Michigan’s Largest Teachers Union Has Lost 25 Percent of Its Members
MEA’s decline much greater than its ‘worst fears’ after right-to-work allowed teachers to leave
In a 2013 video, Steve Cook, then president of the Michigan Education Association, was asked what he expected for the union’s membership numbers under the right-to-work law just going into effect then.
Cook said he wouldn’t be surprised if his union lost no members.
When asked what his worst fear was about the new law he said, “Worst fear – thousands. That’s everybody’s worst fear.”
Right-to-work means employers cannot require employees to pay union dues as a condition of employment. Four years after this policy became law in Michigan, the MEA has lost 27,609 dues-paying members, according to the most recent union filings with the U.S. Labor Department, released this week.
The MEA has experienced steep membership declines each year since the law was enacted in 2012. Active membership is down 25 percent since right-to-work became law.
MEA Spokesman Doug Pratt didn’t reply to an email seeking comment.
The MEA has 87,628 active members in 2017, which includes 67,876 teachers and 19,752 education support personnel. This is down from 117,265 active members in 2012.
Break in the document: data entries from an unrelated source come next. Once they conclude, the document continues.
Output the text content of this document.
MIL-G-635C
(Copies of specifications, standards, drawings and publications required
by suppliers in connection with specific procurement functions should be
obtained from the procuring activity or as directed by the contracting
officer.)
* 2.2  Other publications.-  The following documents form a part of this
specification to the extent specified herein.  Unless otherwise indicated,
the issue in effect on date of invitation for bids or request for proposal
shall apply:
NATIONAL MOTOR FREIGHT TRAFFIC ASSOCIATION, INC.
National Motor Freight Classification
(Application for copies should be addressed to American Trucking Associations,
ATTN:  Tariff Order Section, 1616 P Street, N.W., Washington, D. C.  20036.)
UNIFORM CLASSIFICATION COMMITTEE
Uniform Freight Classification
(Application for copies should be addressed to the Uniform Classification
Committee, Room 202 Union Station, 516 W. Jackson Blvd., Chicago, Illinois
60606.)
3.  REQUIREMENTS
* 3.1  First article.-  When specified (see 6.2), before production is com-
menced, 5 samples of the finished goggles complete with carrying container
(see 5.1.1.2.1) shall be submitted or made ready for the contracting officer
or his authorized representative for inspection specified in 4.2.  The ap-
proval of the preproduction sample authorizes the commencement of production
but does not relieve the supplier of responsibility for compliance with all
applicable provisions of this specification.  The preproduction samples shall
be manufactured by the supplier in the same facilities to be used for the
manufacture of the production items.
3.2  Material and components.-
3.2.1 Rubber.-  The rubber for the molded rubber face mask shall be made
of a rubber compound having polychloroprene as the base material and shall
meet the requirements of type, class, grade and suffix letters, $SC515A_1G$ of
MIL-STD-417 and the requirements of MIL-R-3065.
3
The decline in the number of teachers paying union dues is far larger than the modest drop in the total number of Michigan public school teachers, which has accompanied a decline in the number of public school students. Michigan has 95,001 public school teachers in 2017, compared to 98,006 in 2012.
The drop in dues-paying school employees is also steeper than a modest decline in the total number of full-time employees in Michigan public schools, including teachers, support personnel and administrators. Michigan public schools had 192,881 full-time positions in 2017, down from 196,965 in 2012.
Though Michigan’s right-to-work law was enacted in December 2012, it did not become effective until the end of March 2013. Even then, it did not apply to employees who were covered by a collective bargaining agreement until that contract expired. Before the law’s effective date, many local school boards went along with the union in signing long-term contracts that meant employees would have to keep paying dues — sometimes for another 10 years.
The contract extensions have been challenged in court and the Michigan Supreme Court recently upheld a Court of Appeals judgement that a 10-year extension is invalid. It is likely that the number of dues-paying MEA members would have fallen further without this device.